With respect to the first issue you raise, I would perhaps start including prompts in comments. This is a little sneaky sure. And maybe explicitly putting them in a markdown would be better. But there's the risk that markdown won't be loaded. Perhaps it might be possible to inject the file into context via a comment, I've never tried that though and I doubt every assistant will act in a consistent way. The comment method is probably the best bet IMO.

Forgive me because this is a bit of a tangential rant on the second issue, but Gemini Pro 3 was absolutely heinous about this so I cancelled my sub.

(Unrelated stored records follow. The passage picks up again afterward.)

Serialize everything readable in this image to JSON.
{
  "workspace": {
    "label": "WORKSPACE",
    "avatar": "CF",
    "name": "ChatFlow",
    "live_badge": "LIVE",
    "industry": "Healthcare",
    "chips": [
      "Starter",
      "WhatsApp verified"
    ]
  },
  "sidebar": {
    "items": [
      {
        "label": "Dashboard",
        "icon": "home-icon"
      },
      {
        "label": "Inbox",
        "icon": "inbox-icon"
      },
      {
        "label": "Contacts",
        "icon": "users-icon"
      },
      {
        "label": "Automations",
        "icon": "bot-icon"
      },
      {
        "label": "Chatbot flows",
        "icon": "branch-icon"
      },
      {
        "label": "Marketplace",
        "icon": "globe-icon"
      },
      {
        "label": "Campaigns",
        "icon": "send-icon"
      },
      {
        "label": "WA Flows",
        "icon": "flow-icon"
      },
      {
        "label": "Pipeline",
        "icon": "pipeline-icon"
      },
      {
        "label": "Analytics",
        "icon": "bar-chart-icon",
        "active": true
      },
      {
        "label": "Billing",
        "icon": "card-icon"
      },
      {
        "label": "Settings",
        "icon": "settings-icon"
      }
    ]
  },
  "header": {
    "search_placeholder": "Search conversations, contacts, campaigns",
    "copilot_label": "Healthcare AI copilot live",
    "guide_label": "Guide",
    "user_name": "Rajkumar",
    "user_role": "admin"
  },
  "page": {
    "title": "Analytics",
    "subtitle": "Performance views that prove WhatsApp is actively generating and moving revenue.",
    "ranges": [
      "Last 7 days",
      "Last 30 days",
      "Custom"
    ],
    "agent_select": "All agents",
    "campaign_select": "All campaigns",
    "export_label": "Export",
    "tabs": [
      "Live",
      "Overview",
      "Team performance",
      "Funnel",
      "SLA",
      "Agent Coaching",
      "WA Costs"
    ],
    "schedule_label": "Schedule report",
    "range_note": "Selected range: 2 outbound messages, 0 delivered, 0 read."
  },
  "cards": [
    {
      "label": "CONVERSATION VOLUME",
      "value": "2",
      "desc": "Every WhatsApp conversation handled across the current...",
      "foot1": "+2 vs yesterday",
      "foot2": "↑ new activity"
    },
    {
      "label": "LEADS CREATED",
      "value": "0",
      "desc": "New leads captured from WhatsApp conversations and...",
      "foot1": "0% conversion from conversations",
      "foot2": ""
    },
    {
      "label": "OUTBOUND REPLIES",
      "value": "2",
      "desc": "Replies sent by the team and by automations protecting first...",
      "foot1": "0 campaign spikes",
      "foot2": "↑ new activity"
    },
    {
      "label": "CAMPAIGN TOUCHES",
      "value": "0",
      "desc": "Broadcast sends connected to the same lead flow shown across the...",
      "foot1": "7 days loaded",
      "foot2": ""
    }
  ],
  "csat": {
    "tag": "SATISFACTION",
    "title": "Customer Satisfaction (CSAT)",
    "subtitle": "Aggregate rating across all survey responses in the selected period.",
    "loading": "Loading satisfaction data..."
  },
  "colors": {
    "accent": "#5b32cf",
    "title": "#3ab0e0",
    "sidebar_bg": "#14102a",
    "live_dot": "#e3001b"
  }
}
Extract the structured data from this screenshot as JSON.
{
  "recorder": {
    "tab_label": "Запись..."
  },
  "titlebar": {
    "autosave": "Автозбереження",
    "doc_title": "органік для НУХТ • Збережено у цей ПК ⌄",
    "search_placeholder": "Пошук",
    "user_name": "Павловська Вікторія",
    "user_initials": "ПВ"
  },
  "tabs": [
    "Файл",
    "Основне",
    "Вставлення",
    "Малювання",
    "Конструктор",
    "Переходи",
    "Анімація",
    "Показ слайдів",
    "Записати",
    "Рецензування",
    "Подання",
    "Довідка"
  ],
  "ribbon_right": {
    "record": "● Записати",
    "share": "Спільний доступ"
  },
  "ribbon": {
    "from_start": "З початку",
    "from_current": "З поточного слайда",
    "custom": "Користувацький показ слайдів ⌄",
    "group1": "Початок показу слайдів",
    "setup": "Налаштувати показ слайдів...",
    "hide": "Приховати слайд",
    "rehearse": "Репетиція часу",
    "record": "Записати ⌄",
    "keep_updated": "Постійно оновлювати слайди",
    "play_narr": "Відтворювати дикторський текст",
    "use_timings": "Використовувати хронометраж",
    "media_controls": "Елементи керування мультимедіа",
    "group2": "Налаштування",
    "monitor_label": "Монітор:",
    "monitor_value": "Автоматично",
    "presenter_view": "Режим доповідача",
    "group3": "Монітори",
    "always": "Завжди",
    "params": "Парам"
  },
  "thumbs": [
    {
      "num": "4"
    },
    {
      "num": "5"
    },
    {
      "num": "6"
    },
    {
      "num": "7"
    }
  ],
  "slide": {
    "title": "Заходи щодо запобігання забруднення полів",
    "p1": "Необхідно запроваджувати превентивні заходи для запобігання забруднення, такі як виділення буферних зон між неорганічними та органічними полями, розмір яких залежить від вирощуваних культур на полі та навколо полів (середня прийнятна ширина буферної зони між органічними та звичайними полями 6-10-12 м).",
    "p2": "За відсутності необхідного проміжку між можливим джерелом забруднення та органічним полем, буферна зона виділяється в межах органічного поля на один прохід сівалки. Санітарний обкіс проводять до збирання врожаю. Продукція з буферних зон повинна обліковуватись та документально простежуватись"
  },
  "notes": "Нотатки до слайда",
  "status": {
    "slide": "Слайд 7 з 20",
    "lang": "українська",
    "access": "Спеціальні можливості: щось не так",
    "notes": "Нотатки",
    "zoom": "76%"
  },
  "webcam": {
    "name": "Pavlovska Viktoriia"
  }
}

I'm completely puzzled what it's supposed to be good for.

To your third issue, you should maybe consider building a dataset from those interactions... you might be able to train a LoRA on them and use it as a first pass before you lift a finger to scroll through a PR.

I think a really big issue is that there is a lack of consistency in the use of AI for SWE. There are a lot of models and poorly designed agents/assistants with really unforgivable performance and people just blindly using them without caring about the outputs amounts to something that is kind of Denial-of-Service-y and I keep seeing this issue be raised over and over again.

At the risk of sounding elitist, the world might be a better place for project maintainers when the free money stops rolling into the frontier labs to offer anyone and everyone free use of the models...never give a baby powertools and so on.

dragonwriter|1 month ago

That basically matches, in broad outline, what I see from AI use in an enterprise environment; absent a radical change, I think the near term impact of AI on software development is going to be too increase velocity while shifting workload to less (but not zero) code writing and more code reviewing and knowing when you need to prompt-and-review vs. hand-code.